Saturday, May 31, 2014

Pain and Desperation

It all happens in a moment. One minute you're running down the field confident you'll get the ball, and the next you're rolling in the grass wondering if you'll be able to walk. It's not the first time I've found myself downed by an injury in the game of soccer and it probably won't be the last. But my most frequent problem was usually getting the wind knocked out of me because I was always so much smaller than many of my opponents, and that's an injury you can recover from and play on in the same match. I knew lying on the ground on the field in France it was much more serious than that.

The best thing about being on a church weekend away when you get injured is that there are so many people who are willing to help you. So many who are doctors or nurses, so many who are willing to help you walk, get you dinner, or make you comfortable. But, so many who want to know what happened and how are you and does it feel better than it did 5 minutes ago? And I know they all mean well but it's tiring and I don't want to be in the spotlight. I just want to feel better, to be able to tell them it was nothing. "The wind was knocked out of me, but I'm fine now," I'd like to say. I don't want to have to depend on them to walk, to eat, to get around. I don't want to have to ask for someone to help me to do something like tie my shoes. And there I come face to face with the ugliness of pride in my life. I don't want to have to be dependent on other people, I want to be strong on my own. I want to be able to stand on my own two feet and yet, if those people weren't there, I wouldn't be able to move at all.
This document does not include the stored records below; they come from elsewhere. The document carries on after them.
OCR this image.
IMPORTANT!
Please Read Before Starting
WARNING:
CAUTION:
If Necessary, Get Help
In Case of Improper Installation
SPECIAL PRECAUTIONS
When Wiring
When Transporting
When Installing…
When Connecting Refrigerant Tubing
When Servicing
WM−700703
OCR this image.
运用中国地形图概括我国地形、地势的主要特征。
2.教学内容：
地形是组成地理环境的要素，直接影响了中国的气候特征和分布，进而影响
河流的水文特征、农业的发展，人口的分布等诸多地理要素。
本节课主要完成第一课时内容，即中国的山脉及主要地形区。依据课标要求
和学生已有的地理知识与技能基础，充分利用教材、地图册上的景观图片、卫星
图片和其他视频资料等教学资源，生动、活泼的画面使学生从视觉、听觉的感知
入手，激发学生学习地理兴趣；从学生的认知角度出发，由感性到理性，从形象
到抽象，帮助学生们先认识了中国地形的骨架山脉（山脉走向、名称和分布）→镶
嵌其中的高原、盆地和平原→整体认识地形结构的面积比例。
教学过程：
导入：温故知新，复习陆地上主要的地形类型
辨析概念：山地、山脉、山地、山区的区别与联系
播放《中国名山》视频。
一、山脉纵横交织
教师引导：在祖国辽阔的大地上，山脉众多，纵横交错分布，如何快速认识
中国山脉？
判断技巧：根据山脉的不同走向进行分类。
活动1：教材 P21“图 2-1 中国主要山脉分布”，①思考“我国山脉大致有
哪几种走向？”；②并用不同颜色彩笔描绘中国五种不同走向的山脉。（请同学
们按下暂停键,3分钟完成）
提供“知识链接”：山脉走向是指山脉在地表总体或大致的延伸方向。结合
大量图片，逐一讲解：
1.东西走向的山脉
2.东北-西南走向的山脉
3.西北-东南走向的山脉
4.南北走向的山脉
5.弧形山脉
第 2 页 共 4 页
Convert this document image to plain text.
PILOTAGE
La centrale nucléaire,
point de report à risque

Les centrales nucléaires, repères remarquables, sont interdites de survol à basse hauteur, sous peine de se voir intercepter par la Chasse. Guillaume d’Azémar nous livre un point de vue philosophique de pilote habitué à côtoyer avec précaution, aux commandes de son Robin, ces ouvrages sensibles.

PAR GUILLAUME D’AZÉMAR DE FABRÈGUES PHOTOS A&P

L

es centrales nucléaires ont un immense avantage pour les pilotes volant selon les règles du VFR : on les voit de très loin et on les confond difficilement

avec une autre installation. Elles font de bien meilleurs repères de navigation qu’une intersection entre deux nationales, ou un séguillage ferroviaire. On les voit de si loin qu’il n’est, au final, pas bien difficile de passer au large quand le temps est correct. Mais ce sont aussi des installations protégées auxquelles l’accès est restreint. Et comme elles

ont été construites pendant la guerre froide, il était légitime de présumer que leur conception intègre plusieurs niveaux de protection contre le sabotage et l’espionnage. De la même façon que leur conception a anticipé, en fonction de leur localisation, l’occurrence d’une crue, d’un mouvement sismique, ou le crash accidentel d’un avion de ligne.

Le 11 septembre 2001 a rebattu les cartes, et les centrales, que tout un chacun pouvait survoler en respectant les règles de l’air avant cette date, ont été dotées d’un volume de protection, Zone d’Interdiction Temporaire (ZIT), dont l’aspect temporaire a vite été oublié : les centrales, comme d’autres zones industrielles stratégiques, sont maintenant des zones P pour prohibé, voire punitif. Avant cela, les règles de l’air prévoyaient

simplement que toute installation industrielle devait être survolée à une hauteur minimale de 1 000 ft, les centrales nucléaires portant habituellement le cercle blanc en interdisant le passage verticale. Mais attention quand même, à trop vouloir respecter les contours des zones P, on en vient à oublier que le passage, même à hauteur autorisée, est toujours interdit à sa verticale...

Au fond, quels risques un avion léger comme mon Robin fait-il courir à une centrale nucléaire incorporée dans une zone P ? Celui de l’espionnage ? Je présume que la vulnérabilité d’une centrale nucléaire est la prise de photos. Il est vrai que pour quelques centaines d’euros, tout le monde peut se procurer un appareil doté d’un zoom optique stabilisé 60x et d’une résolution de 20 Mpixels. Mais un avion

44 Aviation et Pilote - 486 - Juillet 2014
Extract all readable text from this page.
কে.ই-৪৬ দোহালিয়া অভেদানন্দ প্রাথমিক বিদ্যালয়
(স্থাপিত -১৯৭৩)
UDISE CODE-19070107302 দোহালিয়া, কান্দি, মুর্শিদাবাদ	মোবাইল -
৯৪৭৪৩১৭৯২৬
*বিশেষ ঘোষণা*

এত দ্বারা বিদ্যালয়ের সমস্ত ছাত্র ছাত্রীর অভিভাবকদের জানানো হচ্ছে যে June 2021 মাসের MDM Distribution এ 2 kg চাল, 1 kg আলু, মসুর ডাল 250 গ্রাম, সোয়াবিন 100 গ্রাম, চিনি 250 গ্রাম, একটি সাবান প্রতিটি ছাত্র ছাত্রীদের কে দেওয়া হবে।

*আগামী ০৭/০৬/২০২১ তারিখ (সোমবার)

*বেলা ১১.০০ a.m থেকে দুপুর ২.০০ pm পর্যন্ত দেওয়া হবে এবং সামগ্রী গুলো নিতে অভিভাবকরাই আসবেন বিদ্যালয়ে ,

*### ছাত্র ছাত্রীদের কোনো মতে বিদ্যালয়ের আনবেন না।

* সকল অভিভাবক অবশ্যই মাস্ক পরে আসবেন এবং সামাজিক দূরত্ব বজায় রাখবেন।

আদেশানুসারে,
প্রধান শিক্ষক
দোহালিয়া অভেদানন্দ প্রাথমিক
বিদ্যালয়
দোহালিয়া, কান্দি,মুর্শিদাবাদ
Being a cripple recently has made me reexamine the injured in the Bible who desperately sought Jesus. It's funny how their pain was linked to their desperation and perhaps even fueled it. But pain can also lead us to anger, despair, or even pride. And if it does make us desperate, does it make us desperate for the right thing?
Consider the example of the paralyzed man who was lowered through the roof so Jesus could heal him (Mark 2:1-12). It was actually his friends who went out of their way to take him to Jesus. And seeing the friends' faith, Jesus forgave the man his sins. Or, the woman who believed that all she had to do was touch Jesus and she would be healed (Luke 8:41-48). She was so desperate to stop her bleeding that she fought her way through the crowd to touch his cloak just because she hoped he could heal her.
Don't you ever wonder why if Jesus had the power to heal everybody, he didn't just heal them? Do you think that perhaps it has to do with our desperation to be near him and our faith that he will heal? And sometimes our injuries and our healing are nothing to do with us. In both of the cases above, Jesus used healing to demonstrate his power to the people who were watching. It's not that he wants us to suffer, or that he withholds his power, but he uses it all for the greatest glory.

And no matter what kind of healing we need, it highlights the fact that we are not invincible, that we cannot survive only on our own. We were meant to live in community with others and in communion with God. So, thank you, Jesus, for reminding that my injury is not about me. Thank you, church friends, who were willing to be Jesus' hands and feet (especially feet) for me at the retreat weekend.